I also wanted to note that your paper suggests that "[t]he third justification, however, concerns the method by which the invention is implemented, whether a 'conventional activity' or a unique method", which makes sense, but then characterizes this as a "new focus on how an invention is conceived", which seems to be a different characterization. Sherkow, 122 Yale Law J. Online 351, 352 (2013)
The change in context from how an invention is "implemented" to how an invention is "conceived" doesn't seem directly supported, and indeed the Court's indications regarding conventional activity seem to relate to implementation and not conception (e.g. the conventionality of claim limitations or steps of a claimed invention, rather than the conventionality of steps involved in conception of an invention). (There may be some nuance in the pharma arts that I'm not appreciating.) Regardless, I think there may well still be an interesting argument there, but it may need a bit more development.
JCD
Posted by: JCD | February 09, 2018 at 08:47 PM
JCD,
I recommend that your development efforts look (first) backward to the genesis in the Act of 1952 for the break-out of what was once a single paragraph into the structure of law that is now the separate sections of 101, 102, AND 103.
What you see now with the Court is nothing more than their attempting to recreate patent law prior to that Act of 1952, in which they still had common law authority to shape "invention."
Congress had reacted against an anti-patent Court of the '30's and '40's (from which time the SELF-describing quote of "the only valid patent is one that has not yet appeared before us" came into being), and had not only stripped the Court of that common law authority to shape the meaning of the word "invention," but had also - and deliberately - chosen a DIFFERENT PATH, going the route of "obviousness."

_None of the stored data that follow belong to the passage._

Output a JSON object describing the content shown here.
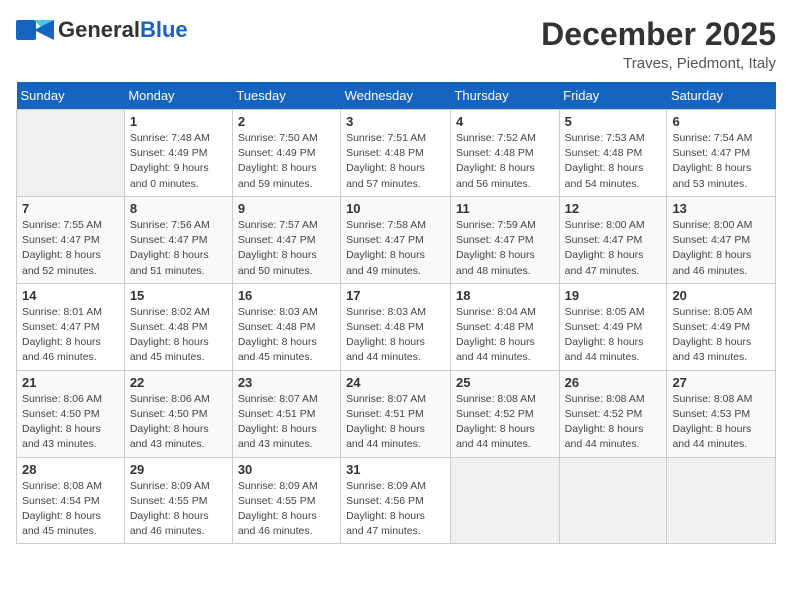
{
  "header": {
    "logo_general": "General",
    "logo_blue": "Blue",
    "month": "December 2025",
    "location": "Traves, Piedmont, Italy"
  },
  "days_of_week": [
    "Sunday",
    "Monday",
    "Tuesday",
    "Wednesday",
    "Thursday",
    "Friday",
    "Saturday"
  ],
  "weeks": [
    [
      {
        "day": "",
        "info": ""
      },
      {
        "day": "1",
        "info": "Sunrise: 7:48 AM\nSunset: 4:49 PM\nDaylight: 9 hours\nand 0 minutes."
      },
      {
        "day": "2",
        "info": "Sunrise: 7:50 AM\nSunset: 4:49 PM\nDaylight: 8 hours\nand 59 minutes."
      },
      {
        "day": "3",
        "info": "Sunrise: 7:51 AM\nSunset: 4:48 PM\nDaylight: 8 hours\nand 57 minutes."
      },
      {
        "day": "4",
        "info": "Sunrise: 7:52 AM\nSunset: 4:48 PM\nDaylight: 8 hours\nand 56 minutes."
      },
      {
        "day": "5",
        "info": "Sunrise: 7:53 AM\nSunset: 4:48 PM\nDaylight: 8 hours\nand 54 minutes."
      },
      {
        "day": "6",
        "info": "Sunrise: 7:54 AM\nSunset: 4:47 PM\nDaylight: 8 hours\nand 53 minutes."
      }
    ],
    [
      {
        "day": "7",
        "info": "Sunrise: 7:55 AM\nSunset: 4:47 PM\nDaylight: 8 hours\nand 52 minutes."
      },
      {
        "day": "8",
        "info": "Sunrise: 7:56 AM\nSunset: 4:47 PM\nDaylight: 8 hours\nand 51 minutes."
      },
      {
        "day": "9",
        "info": "Sunrise: 7:57 AM\nSunset: 4:47 PM\nDaylight: 8 hours\nand 50 minutes."
      },
      {
        "day": "10",
        "info": "Sunrise: 7:58 AM\nSunset: 4:47 PM\nDaylight: 8 hours\nand 49 minutes."
      },
      {
        "day": "11",
        "info": "Sunrise: 7:59 AM\nSunset: 4:47 PM\nDaylight: 8 hours\nand 48 minutes."
      },
      {
        "day": "12",
        "info": "Sunrise: 8:00 AM\nSunset: 4:47 PM\nDaylight: 8 hours\nand 47 minutes."
      },
      {
        "day": "13",
        "info": "Sunrise: 8:00 AM\nSunset: 4:47 PM\nDaylight: 8 hours\nand 46 minutes."
      }
    ],
    [
      {
        "day": "14",
        "info": "Sunrise: 8:01 AM\nSunset: 4:47 PM\nDaylight: 8 hours\nand 46 minutes."
      },
      {
        "day": "15",
        "info": "Sunrise: 8:02 AM\nSunset: 4:48 PM\nDaylight: 8 hours\nand 45 minutes."
      },
      {
        "day": "16",
        "info": "Sunrise: 8:03 AM\nSunset: 4:48 PM\nDaylight: 8 hours\nand 45 minutes."
      },
      {
        "day": "17",
        "info": "Sunrise: 8:03 AM\nSunset: 4:48 PM\nDaylight: 8 hours\nand 44 minutes."
      },
      {
        "day": "18",
        "info": "Sunrise: 8:04 AM\nSunset: 4:48 PM\nDaylight: 8 hours\nand 44 minutes."
      },
      {
        "day": "19",
        "info": "Sunrise: 8:05 AM\nSunset: 4:49 PM\nDaylight: 8 hours\nand 44 minutes."
      },
      {
        "day": "20",
        "info": "Sunrise: 8:05 AM\nSunset: 4:49 PM\nDaylight: 8 hours\nand 43 minutes."
      }
    ],
    [
      {
        "day": "21",
        "info": "Sunrise: 8:06 AM\nSunset: 4:50 PM\nDaylight: 8 hours\nand 43 minutes."
      },
      {
        "day": "22",
        "info": "Sunrise: 8:06 AM\nSunset: 4:50 PM\nDaylight: 8 hours\nand 43 minutes."
      },
      {
        "day": "23",
        "info": "Sunrise: 8:07 AM\nSunset: 4:51 PM\nDaylight: 8 hours\nand 43 minutes."
      },
      {
        "day": "24",
        "info": "Sunrise: 8:07 AM\nSunset: 4:51 PM\nDaylight: 8 hours\nand 44 minutes."
      },
      {
        "day": "25",
        "info": "Sunrise: 8:08 AM\nSunset: 4:52 PM\nDaylight: 8 hours\nand 44 minutes."
      },
      {
        "day": "26",
        "info": "Sunrise: 8:08 AM\nSunset: 4:52 PM\nDaylight: 8 hours\nand 44 minutes."
      },
      {
        "day": "27",
        "info": "Sunrise: 8:08 AM\nSunset: 4:53 PM\nDaylight: 8 hours\nand 44 minutes."
      }
    ],
    [
      {
        "day": "28",
        "info": "Sunrise: 8:08 AM\nSunset: 4:54 PM\nDaylight: 8 hours\nand 45 minutes."
      },
      {
        "day": "29",
        "info": "Sunrise: 8:09 AM\nSunset: 4:55 PM\nDaylight: 8 hours\nand 46 minutes."
      },
      {
        "day": "30",
        "info": "Sunrise: 8:09 AM\nSunset: 4:55 PM\nDaylight: 8 hours\nand 46 minutes."
      },
      {
        "day": "31",
        "info": "Sunrise: 8:09 AM\nSunset: 4:56 PM\nDaylight: 8 hours\nand 47 minutes."
      },
      {
        "day": "",
        "info": ""
      },
      {
        "day": "",
        "info": ""
      },
      {
        "day": "",
        "info": ""
      }
    ]
  ]
}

In your research, make sure that your read the 1962 (IIRC) article by Judge Rich on why Congress instituted the path of obviousness. THAT Jurist knows best because in fact he helped to write FOR Congress those very words.
Posted by: skeptical | February 10, 2018 at 05:44 AM
My post last evening would have been better had I read more than just the abstract of the Sherkow piece.
Having now read the item all the way through, I see that several threads LONG on the various patent blogs (including "overlap" and "ignoring prohibitions on 'how' that Congress had set forth in 1952) are alluded to in the article.
Not as direct or forceful as I may have hoped for (in view of the Separation of Powers doctrine and the fact that authority for writing patent law was Constitutionally allocated to only branch - and that one branch was not the judicial branch), but the piece DOES appear to question the legitimacy of the Supreme Court acting as they have done.